I have been having problems performing a simple linear regression on a set of data.
In the data, there are thousands of rows, but the independent numerical values are z-score/Gaussian normalized across each row - that is to say, if there are 4 independent columns (A, B, C, D), the mean of those 4 values for each row is 0, and the standard deviation of those 4 values is 1 for each row.
When I try to perform a linear regression (using the Linear Regression Learner node), including all of the independent columns produces an invalid model. Removing any single column gives a sensible model. Using the WEKA Linear Regression (3.7) node, I can straightforwardly produce a linear regression model which give me sensible coefficients, so this does seem to be an issue with the Linear Regression Learner node, not a problem in what I’m actually trying to achieve. Though happy to be proven wrong!
I’ve created an example workflow, below, which demonstrates the problem: if all random columns (A-I) are used to predict J, the learner gives an invalid model - take just one of them out, and the results are fine. Any ideas what’s going on? Linear Regression Normalization Issue.knwf (27.8 KB)
Starting with your sample workflow, regardless of whether I use the KNIME Linear Regression Learner, the Weka node, or an R Snippet, I’m producing a model with coefficients of -1 and an intercept of essentially zero (it’s a 10^-16 value) when I predict J (Normalized).
Are you seeing something different? And just for clarity, what version of KNIME and what OS are you using?
are you also predicting one of the normalized columns in your original use-case?
I ran the workflow you provided and got the same result as Scott, which should be mathematically correct.
Let me illustrate how it works:
Let’s assume you have n values v_1 to v_n then the following holds after z-score normalization: v_1 + v_2 + … + v_n = 0
If you now try to predict e.g. v_n from the other values you can immediately see that v_n = -v_1 - v_2 - … - v_{n-1}
(I put the index of the last value in curly braces to indicate that the -1 is part of the index).
Thanks for the helpful responses. @nemad - your explanation makes a lot of sense. I can see how, for an individual row it seems non-sensical, but it wasn’t obvious to me that the conclusion generalizes to an entire dataset. JASP mentions the need for a positive-definite variance-covariance matrix to perform a linear regression.
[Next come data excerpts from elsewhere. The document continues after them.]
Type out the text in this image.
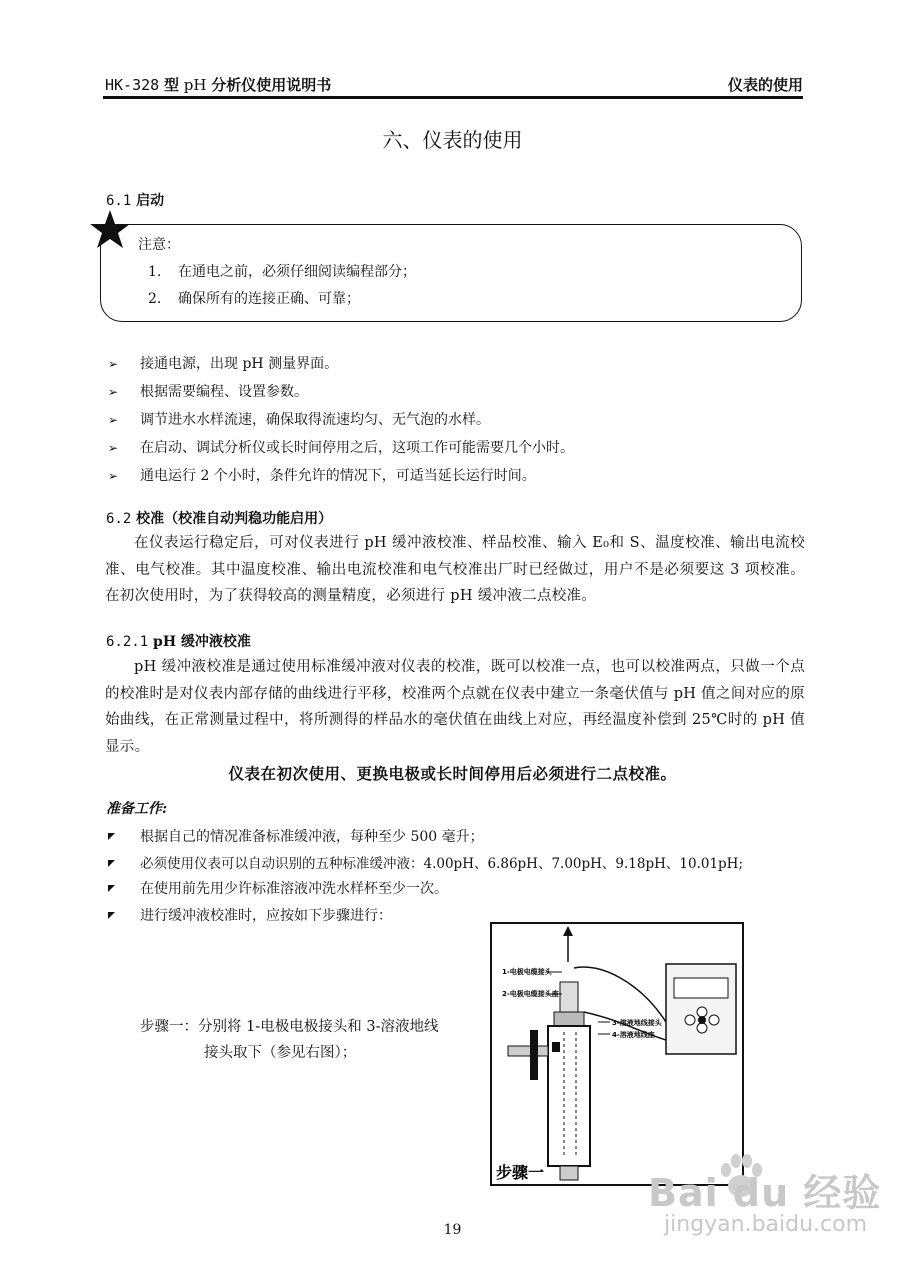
HK-328 型 pH 分析仪使用说明书	仪表的使用
六、仪表的使用
6.1 启动
注意：
1. 在通电之前，必须仔细阅读编程部分；
2. 确保所有的连接正确、可靠；
➢ 接通电源，出现 pH 测量界面。
➢ 根据需要编程、设置参数。
➢ 调节进水水样流速，确保取得流速均匀、无气泡的水样。
➢ 在启动、调试分析仪或长时间停用之后，这项工作可能需要几个小时。
➢ 通电运行 2 个小时，条件允许的情况下，可适当延长运行时间。
6.2 校准（校准自动判稳功能启用）

在仪表运行稳定后，可对仪表进行 pH 缓冲液校准、样品校准、输入 E₀和 S、温度校准、输出电流校准、电气校准。其中温度校准、输出电流校准和电气校准出厂时已经做过，用户不是必须要这 3 项校准。在初次使用时，为了获得较高的测量精度，必须进行 pH 缓冲液二点校准。

6.2.1 pH 缓冲液校准

pH 缓冲液校准是通过使用标准缓冲液对仪表的校准，既可以校准一点，也可以校准两点，只做一个点的校准时是对仪表内部存储的曲线进行平移，校准两个点就在仪表中建立一条毫伏值与 pH 值之间对应的原始曲线，在正常测量过程中，将所测得的样品水的毫伏值在曲线上对应，再经温度补偿到 25℃时的 pH 值显示。

仪表在初次使用、更换电极或长时间停用后必须进行二点校准。
准备工作:
根据自己的情况准备标准缓冲液，每种至少 500 毫升；
必须使用仪表可以自动识别的五种标准缓冲液：4.00pH、6.86pH、7.00pH、9.18pH、10.01pH;
在使用前先用少许标准溶液冲洗水样杯至少一次。
进行缓冲液校准时，应按如下步骤进行：
步骤一：分别将 1-电极电极接头和 3-溶液地线
接头取下（参见右图）；
1-电极电缆接头
2-电极电缆接头座
3-溶液地线接头
4-溶液地线座
步骤一
19
Bai du 经验
jingyan.baidu.com
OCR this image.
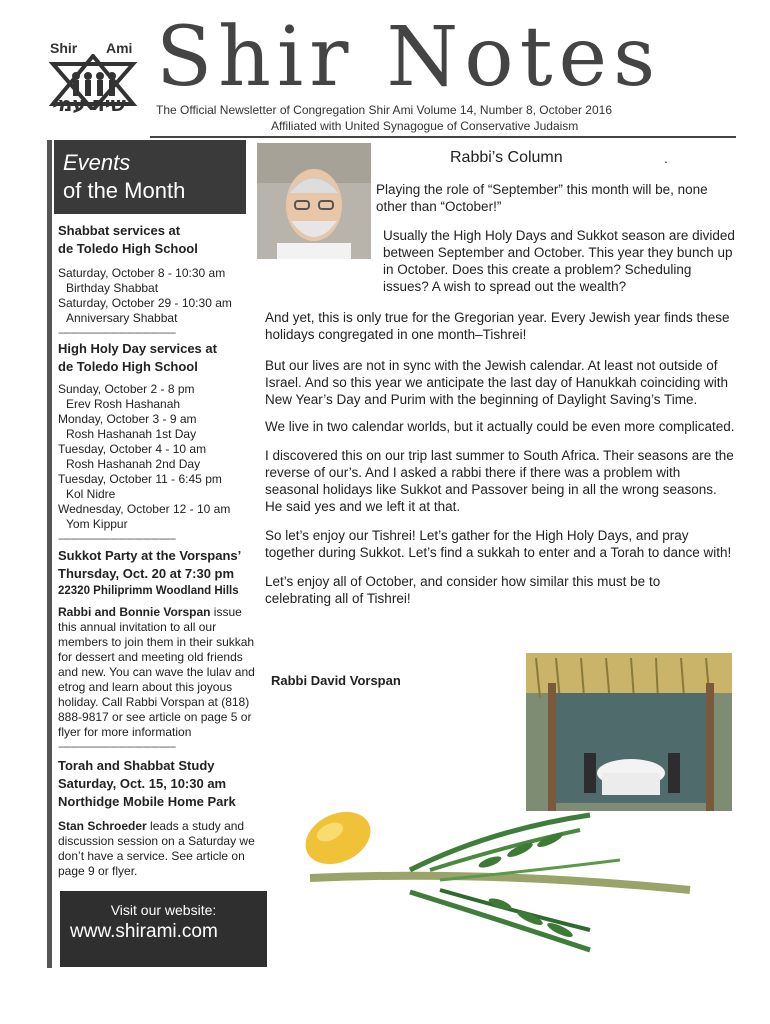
Shir Ami
שיר עמי Shir Notes
The Official Newsletter of Congregation Shir Ami Volume 14, Number 8, October 2016
Affiliated with United Synagogue of Conservative Judaism
Events
of the Month
Shabbat services at
de Toledo High School
Saturday, October 8 - 10:30 am
Birthday Shabbat
Saturday, October 29 - 10:30 am
Anniversary Shabbat
--------------------------------------------
High Holy Day services at
de Toledo High School
Sunday, October 2 - 8 pm
Erev Rosh Hashanah
Monday, October 3 - 9 am
Rosh Hashanah 1st Day
Tuesday, October 4 - 10 am
Rosh Hashanah 2nd Day
Tuesday, October 11 - 6:45 pm
Kol Nidre
Wednesday, October 12 - 10 am
Yom Kippur
--------------------------------------------
Sukkot Party at the Vorspans’
Thursday, Oct. 20 at 7:30 pm
22320 Philiprimm Woodland Hills
Rabbi and Bonnie Vorspan issue this annual invitation to all our members to join them in their sukkah for dessert and meeting old friends and new. You can wave the lulav and etrog and learn about this joyous holiday. Call Rabbi Vorspan at (818) 888-9817 or see article on page 5 or flyer for more information
--------------------------------------------
Torah and Shabbat Study
Saturday, Oct. 15, 10:30 am
Northidge Mobile Home Park
Stan Schroeder leads a study and discussion session on a Saturday we don’t have a service. See article on page 9 or flyer.
Visit our website:
www.shirami.com
Rabbi’s Column	.
Playing the role of “September” this month will be, none other than “October!”
Usually the High Holy Days and Sukkot season are divided between September and October. This year they bunch up in October. Does this create a problem? Scheduling issues? A wish to spread out the wealth?
And yet, this is only true for the Gregorian year. Every Jewish year finds these holidays congregated in one month–Tishrei!
But our lives are not in sync with the Jewish calendar. At least not outside of Israel. And so this year we anticipate the last day of Hanukkah coinciding with New Year’s Day and Purim with the beginning of Daylight Saving’s Time.
We live in two calendar worlds, but it actually could be even more complicated.
I discovered this on our trip last summer to South Africa. Their seasons are the reverse of our’s. And I asked a rabbi there if there was a problem with seasonal holidays like Sukkot and Passover being in all the wrong seasons. He said yes and we left it at that.
So let’s enjoy our Tishrei! Let’s gather for the High Holy Days, and pray together during Sukkot. Let’s find a sukkah to enter and a Torah to dance with!
Let’s enjoy all of October, and consider how similar this must be to celebrating all of Tishrei!
Rabbi David Vorspan
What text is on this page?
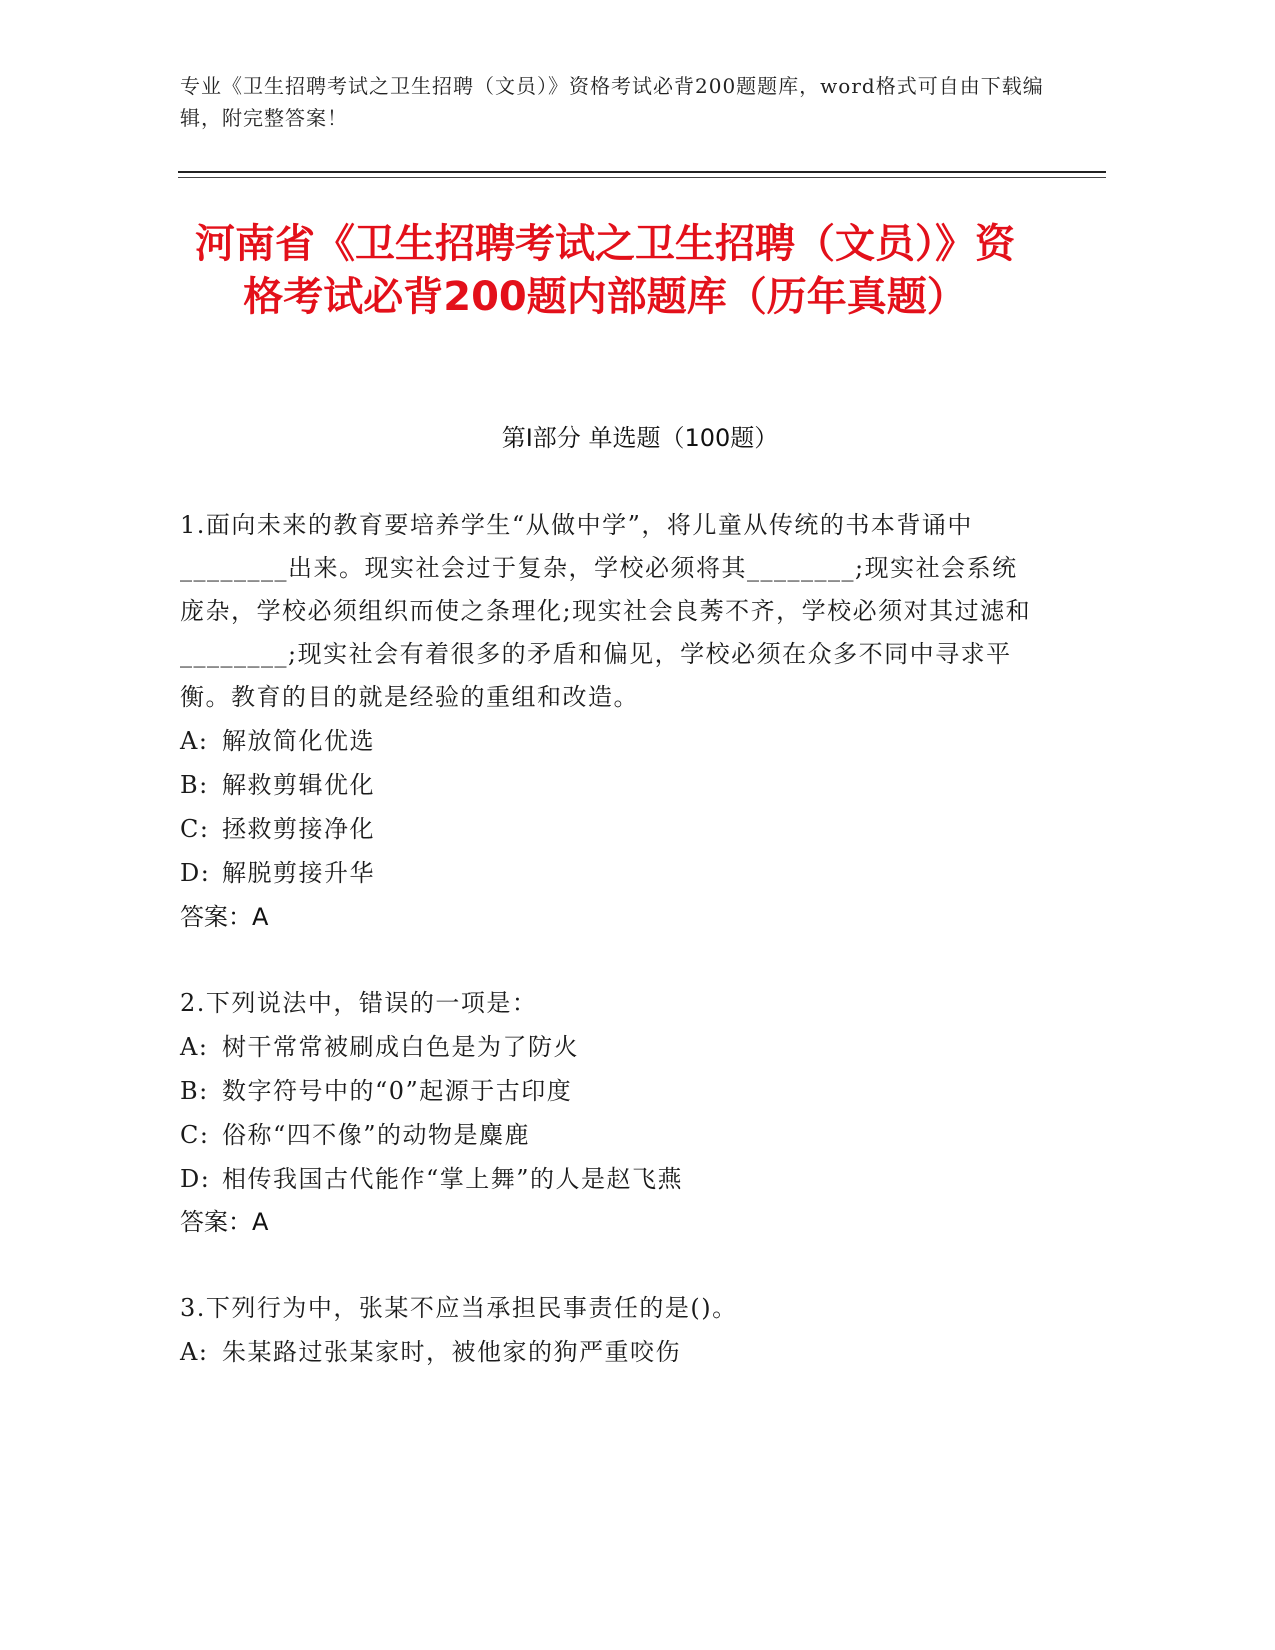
专业《卫生招聘考试之卫生招聘（文员）》资格考试必背200题题库，word格式可自由下载编辑，附完整答案！
河南省《卫生招聘考试之卫生招聘（文员）》资格考试必背200题内部题库（历年真题）
第Ⅰ部分 单选题（100题）
1.面向未来的教育要培养学生“从做中学”，将儿童从传统的书本背诵中________出来。现实社会过于复杂，学校必须将其________;现实社会系统庞杂，学校必须组织而使之条理化;现实社会良莠不齐，学校必须对其过滤和________;现实社会有着很多的矛盾和偏见，学校必须在众多不同中寻求平衡。教育的目的就是经验的重组和改造。
A: 解放简化优选
B: 解救剪辑优化
C: 拯救剪接净化
D: 解脱剪接升华
答案：A
2.下列说法中，错误的一项是：
A: 树干常常被刷成白色是为了防火
B: 数字符号中的“0”起源于古印度
C: 俗称“四不像”的动物是麋鹿
D: 相传我国古代能作“掌上舞”的人是赵飞燕
答案：A
3.下列行为中，张某不应当承担民事责任的是()。
A: 朱某路过张某家时，被他家的狗严重咬伤
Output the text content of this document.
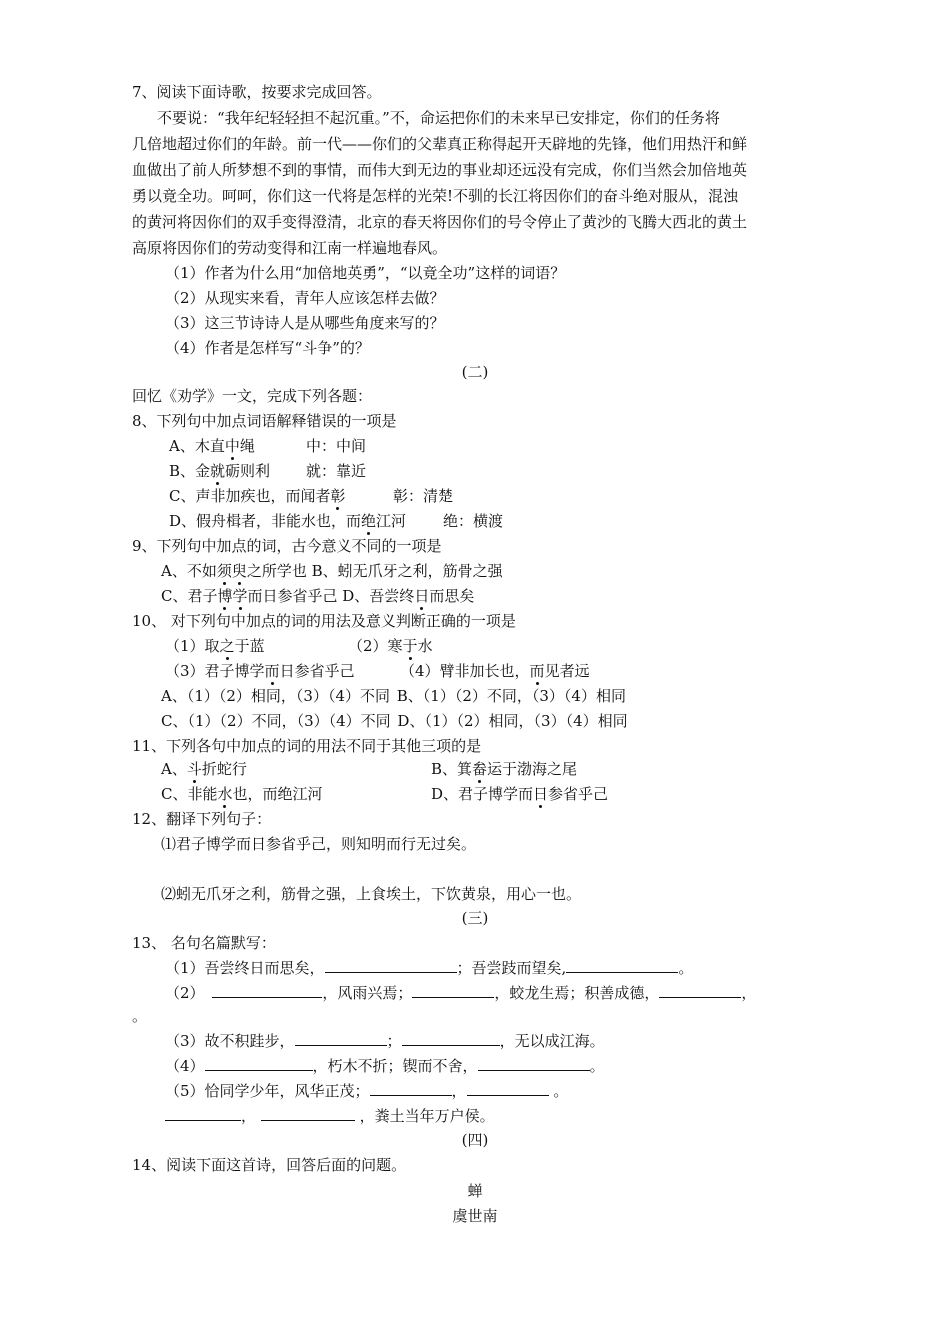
7、阅读下面诗歌，按要求完成回答。
不要说：“我年纪轻轻担不起沉重。”不，命运把你们的未来早已安排定，你们的任务将
几倍地超过你们的年龄。前一代——你们的父辈真正称得起开天辟地的先锋，他们用热汗和鲜
血做出了前人所梦想不到的事情，而伟大到无边的事业却还远没有完成，你们当然会加倍地英
勇以竟全功。呵呵，你们这一代将是怎样的光荣!不驯的长江将因你们的奋斗绝对服从，混浊
的黄河将因你们的双手变得澄清，北京的春天将因你们的号令停止了黄沙的飞腾大西北的黄土
高原将因你们的劳动变得和江南一样遍地春风。
（1）作者为什么用“加倍地英勇”，“以竟全功”这样的词语？
（2）从现实来看，青年人应该怎样去做？
（3）这三节诗诗人是从哪些角度来写的？
（4）作者是怎样写“斗争”的？
(二)
回忆《劝学》一文，完成下列各题：
8、下列句中加点词语解释错误的一项是
A、木直中绳	中：中间
B、金就砺则利 就：靠近
C、声非加疾也，而闻者彰	彰：清楚
D、假舟楫者，非能水也，而绝江河 绝：横渡
9、下列句中加点的词，古今意义不同的一项是
A、不如须臾之所学也 B、蚓无爪牙之利，筋骨之强
C、君子博学而日参省乎己 D、吾尝终日而思矣
10、 对下列句中加点的词的用法及意义判断正确的一项是
（1）取之于蓝	（2）寒于水
（3）君子博学而日参省乎己	（4）臂非加长也，而见者远
A、（1）（2）相同，（3）（4）不同 B、（1）（2）不同，（3）（4）相同
C、（1）（2）不同，（3）（4）不同 D、（1）（2）相同，（3）（4）相同
11、下列各句中加点的词的用法不同于其他三项的是
A、斗折蛇行	B、箕畚运于渤海之尾
C、非能水也，而绝江河	D、君子博学而日参省乎己
12、翻译下列句子：
⑴君子博学而日参省乎己，则知明而行无过矣。
⑵蚓无爪牙之利，筋骨之强，上食埃土，下饮黄泉，用心一也。
(三)
13、 名句名篇默写：
（1）吾尝终日而思矣，	；吾尝跂而望矣,	。
（2）	，风雨兴焉；	，蛟龙生焉；积善成德，	，
。
（3）故不积跬步，	；	，无以成江海。
（4）	，朽木不折；锲而不舍，	。
（5）恰同学少年，风华正茂；	，	。
，	，粪土当年万户侯。
(四)
14、阅读下面这首诗，回答后面的问题。
蝉
虞世南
In the real process I’m actually using the normalized columns with a dependent variable which is not part of the normalization, but provided that I include all of the normalized columns in the Linear Regression node, it breaks the model. However, it does seem to me that the WEKA node is able to produce a model, even when predicting for one of the normalized columns? Also, I’m able to see the linear correlations between the normalized variables. How is that working? See the attached workflow, which produces a viable (for random data!) set of coefficients with the WEKA node, but not with the KNIME one, and also shows the linear correlations. Oddly, when piped into the predictor, it doesn’t appear to be using the very large negative coefficients stated in the output of the learner node and produces sensible predictions…? It’s this (limited success) that makes me feel that what I’m expecting is in some way reasonable - if every approach failed I might have given up long ago!